Merge multiple JSON config files with overrides
A pattern that mirrors argparse + env-var fallbacks: load a base config, layer environment-specific overrides on top. dict.update() handles flat merges; for nested merges, recurse.
import json
from pathlib import Path
def deep_merge(base: dict, override: dict) -> dict:
out = dict(base)
for k, v in override.items():
if isinstance(v, dict) and isinstance(out.get(k), dict):
out[k] = deep_merge(out[k], v)
else:
out[k] = v
return out
Path("base.json").write_text(json.dumps({
"host": "localhost", "port": 8080,
"logging": {"level": "INFO", "file": "/var/log/app.log"},
}))
Path("prod.json").write_text(json.dumps({
"host": "myhost",
"logging": {"level": "WARNING"},
}))
base = json.loads(Path("base.json").read_text())

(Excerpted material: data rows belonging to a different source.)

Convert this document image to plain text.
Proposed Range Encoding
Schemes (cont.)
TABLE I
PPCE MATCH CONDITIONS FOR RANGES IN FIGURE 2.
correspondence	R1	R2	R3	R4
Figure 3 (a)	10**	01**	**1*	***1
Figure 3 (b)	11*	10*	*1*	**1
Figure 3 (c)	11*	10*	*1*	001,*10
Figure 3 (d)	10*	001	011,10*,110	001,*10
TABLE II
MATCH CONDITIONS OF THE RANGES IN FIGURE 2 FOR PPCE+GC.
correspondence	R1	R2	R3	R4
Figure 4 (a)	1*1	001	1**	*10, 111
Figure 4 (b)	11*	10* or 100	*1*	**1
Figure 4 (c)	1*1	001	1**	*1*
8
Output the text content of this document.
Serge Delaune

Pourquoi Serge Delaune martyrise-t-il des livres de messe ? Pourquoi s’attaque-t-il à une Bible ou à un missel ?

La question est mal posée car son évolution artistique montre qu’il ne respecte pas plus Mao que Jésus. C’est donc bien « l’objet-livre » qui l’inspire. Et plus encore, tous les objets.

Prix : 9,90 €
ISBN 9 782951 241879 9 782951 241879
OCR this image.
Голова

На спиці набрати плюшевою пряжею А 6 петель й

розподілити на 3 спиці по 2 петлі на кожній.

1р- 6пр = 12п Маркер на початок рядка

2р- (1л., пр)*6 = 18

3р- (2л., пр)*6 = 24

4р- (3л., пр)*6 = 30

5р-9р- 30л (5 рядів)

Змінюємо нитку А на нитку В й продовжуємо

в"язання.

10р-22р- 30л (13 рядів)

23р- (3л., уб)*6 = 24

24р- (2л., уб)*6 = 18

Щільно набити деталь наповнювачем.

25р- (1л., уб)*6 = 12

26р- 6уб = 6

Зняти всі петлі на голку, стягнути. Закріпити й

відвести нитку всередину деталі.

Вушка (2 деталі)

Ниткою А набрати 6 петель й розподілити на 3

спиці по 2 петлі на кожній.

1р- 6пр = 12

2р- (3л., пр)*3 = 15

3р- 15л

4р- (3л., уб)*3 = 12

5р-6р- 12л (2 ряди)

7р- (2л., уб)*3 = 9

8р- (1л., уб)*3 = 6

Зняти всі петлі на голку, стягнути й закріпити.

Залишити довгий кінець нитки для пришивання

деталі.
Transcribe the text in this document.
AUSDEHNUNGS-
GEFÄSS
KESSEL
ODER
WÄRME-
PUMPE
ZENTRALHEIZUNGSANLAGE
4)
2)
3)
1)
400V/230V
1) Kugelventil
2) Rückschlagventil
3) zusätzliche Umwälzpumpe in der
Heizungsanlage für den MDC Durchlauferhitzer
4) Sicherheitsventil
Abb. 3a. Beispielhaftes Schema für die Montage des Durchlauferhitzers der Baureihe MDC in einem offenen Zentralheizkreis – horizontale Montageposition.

override = json.loads(Path("prod.json").read_text())
print(json.dumps(deep_merge(base, override), indent=2))
Output:
{
"host": "myhost",
"port": 8080,
"logging": {
"level": "WARNING",
"file": "/var/log/app.log"
}
}
REST API client that auto-encodes datetimes and UUIDs
A small helper that adds custom encoding to every requests call, so you never serialise raw datetime again.
import json
from datetime import datetime, UTC
from uuid import UUID, uuid4
class APIEncoder(json.JSONEncoder):
def default(self, obj):
if isinstance(obj, datetime):
return obj.isoformat()
if isinstance(obj, UUID):
return str(obj)
return super().default(obj)
def api_post(url: str, payload: dict) -> str:
body = json.dumps(payload, cls=APIEncoder)
# In real code:
# return requests.post(url, data=body,
# headers={"Content-Type": "application/json"}).text
return body
print(api_post("https://api.example.com/events", {
"id": UUID("12345678-1234-5678-1234-567812345678"),
"user": "alicedev",
"at": datetime(2026, 5, 25, 14, 30, tzinfo=UTC),
}))
Output:
{"id": "12345678-1234-5678-1234-567812345678", "user": "alicedev", "at": "2026-05-25T14:30:00+00:00"}
Validate a JSON payload's shape
Quick structural validation without pulling in Pydantic or jsonschema — useful for one-off scripts.
import json
def require(obj, *keys):
missing = [k for k in keys if k not in obj]
if missing:
raise ValueError(f"missing keys: {missing}")
payload = json.loads('{"name": "Alice Dev", "email": "alice@example.com"}')
try:
require(payload, "name", "email", "age")
except ValueError as e:
print(e)
Output:
missing keys: ['age']
For anything more complex than shape checks (types, ranges, regex), use Pydantic: User.model_validate_json(raw_bytes) does parse + validation in a single call and gives detailed errors.